Anayasa Mahkemesi, üniversitelerde türban serbestisi getiren 9 Şubat 2008 tarihli anayasa değişikliklerini 2. maddedeki laiklik ve 4. maddedeki cumhuriyetin değiştirilemez niteliklerine aykırı bularak iptal etti. AKP ve MHP oylarıyla Meclis'ten geçen yasanın yürürlüğü de durduruldu.
Böylece türbanla ilgili AİHM kararlarına benzer şekilde Anayasa Mahkemesi de, özgürlük yorumunda, laikliği ve cumhuriyetin "demokratik, laik, sosyal bir hukuk devleti" diye belirtilen temel niteliklerini esas alarak kesin bir karar üretti. Anayasa Mahkemesi kararı, Yargıtay Cumhuriyet Başsavcısı'nın AKP'nin kapatılmasıyla ilgili dava girişiminde önemli bir gerekçe oluşturan "türban" adımının iktidar partisinin geleceğiyle ilgili de bir işaret vermektedir. Dün çıkan karara bakarak, AKP davasında kararın "kapatılma" yönünde çıkacağını söylemek kehanet olmaz. Nitekim AKP Grubu sözcüleri, "mahkemenin Anayasa'yı ihlal ettiği" yönünde demeçler vererek, kapatılma davasıyla birlikte değerlendirildiğinde bir "yargı darbesi" ile karşı karşıya kaldıkları düşüncesini seslendirmişlerdir.
Anayasa Mahkemesi kararı elbette gerekçesi açıklandıktan sonra daha iyi anlaşılacaktır.
Kesin ve net bir şekilde Anayasa'nın 2, 4 ve 148. maddelerine gönderme yapılarak açıklanan karar, Türkiye'de siyasi iktidarların geçmişte olduğu gibi gelecekte de cumhuriyetin değiştirilemez nitelikteki "laiklik" ilkesine aykırı faaliyetlere "yasama yoluyla" dahi başvuramayacaklarına ilişkin bir "çerçeve" ortaya koyuyor.
AKP, 22 Temmuz seçimlerinde aldığı yüzde 47 oya güvenerek böyle bir serüvene girdi. MHP'nin de tuzağına düşerek üniversitelerde "türban"ı serbest bırakan anayasa değişikliklerini Meclis'ten geçirdi. CHP'nin bu düzenlemeyi Anayasa Mahkemesi'ne götüreceği belliydi. 2007 Cumhurbaşkanlığı seçim krizinde mahkemenin "367" yorumu ve mevcut üye dengesi içinde laiklikle ilgili bir esneklik göstermesi olası değildi. AKP kadroları, üniversitelerde "türban" konusunda bir "uzlaşma" sağlanmamışken, resmi dairelerde de laikliğe aykırı kılık kıyafetin serbest bırakılacağı kuşkusunu uyandırdılar. Başsavcı'nın kapatma davası da böyle bir ortamda gündeme geldi.
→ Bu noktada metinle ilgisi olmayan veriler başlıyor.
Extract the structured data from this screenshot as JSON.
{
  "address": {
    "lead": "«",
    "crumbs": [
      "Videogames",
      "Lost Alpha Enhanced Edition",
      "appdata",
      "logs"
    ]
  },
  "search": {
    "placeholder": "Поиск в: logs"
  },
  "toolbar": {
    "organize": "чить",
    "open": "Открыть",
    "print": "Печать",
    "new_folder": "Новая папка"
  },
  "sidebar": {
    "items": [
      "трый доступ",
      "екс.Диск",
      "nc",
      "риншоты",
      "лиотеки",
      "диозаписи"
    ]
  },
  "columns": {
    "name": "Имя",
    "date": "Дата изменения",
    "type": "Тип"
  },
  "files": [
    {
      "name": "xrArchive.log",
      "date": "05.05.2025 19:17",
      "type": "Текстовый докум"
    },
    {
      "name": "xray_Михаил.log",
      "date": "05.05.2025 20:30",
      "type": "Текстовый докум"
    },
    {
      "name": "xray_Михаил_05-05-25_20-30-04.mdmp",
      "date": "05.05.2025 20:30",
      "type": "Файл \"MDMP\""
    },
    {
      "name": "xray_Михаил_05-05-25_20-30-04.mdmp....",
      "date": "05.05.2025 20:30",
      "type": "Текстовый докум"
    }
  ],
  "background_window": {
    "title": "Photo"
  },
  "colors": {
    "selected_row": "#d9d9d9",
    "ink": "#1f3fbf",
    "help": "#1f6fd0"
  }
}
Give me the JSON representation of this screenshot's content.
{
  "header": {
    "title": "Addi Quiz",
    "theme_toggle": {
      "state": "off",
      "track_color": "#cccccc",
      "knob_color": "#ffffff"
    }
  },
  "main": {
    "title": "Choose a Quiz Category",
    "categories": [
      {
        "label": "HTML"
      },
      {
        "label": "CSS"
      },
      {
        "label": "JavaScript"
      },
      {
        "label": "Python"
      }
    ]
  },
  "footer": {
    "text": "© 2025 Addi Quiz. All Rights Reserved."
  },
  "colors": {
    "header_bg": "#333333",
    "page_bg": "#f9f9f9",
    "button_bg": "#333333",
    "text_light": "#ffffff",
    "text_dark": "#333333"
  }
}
Erdoğan hükümeti, ikinci iktidar döneminde önceliği "türban"a vererek tarihi bir hata yaptı. Laikliği zorlayarak Refah, Fazilet, gibi AKP'yi de kapatılma davasıyla karşı karşıya getirdiler.
Türbanı 2'ye karşı 9 oyla Anayasa'ya aykırı bularak iptal eden Anayasa Mahkemesi'nin AKP davasında fazla hoşgörülü olacağını beklemek iyimserlik olur.
AKP kapatılır, Erdoğan yasaklanırsa, Türkiye kaçınılmaz olarak yeni bir seçim sürecine girecektir.
Cumhurbaşkanı Gül, Meclis'ten geçen yasayı iptal etseydi, türban serüveni AKP açısından "sonun başlangıcı" olmazdı!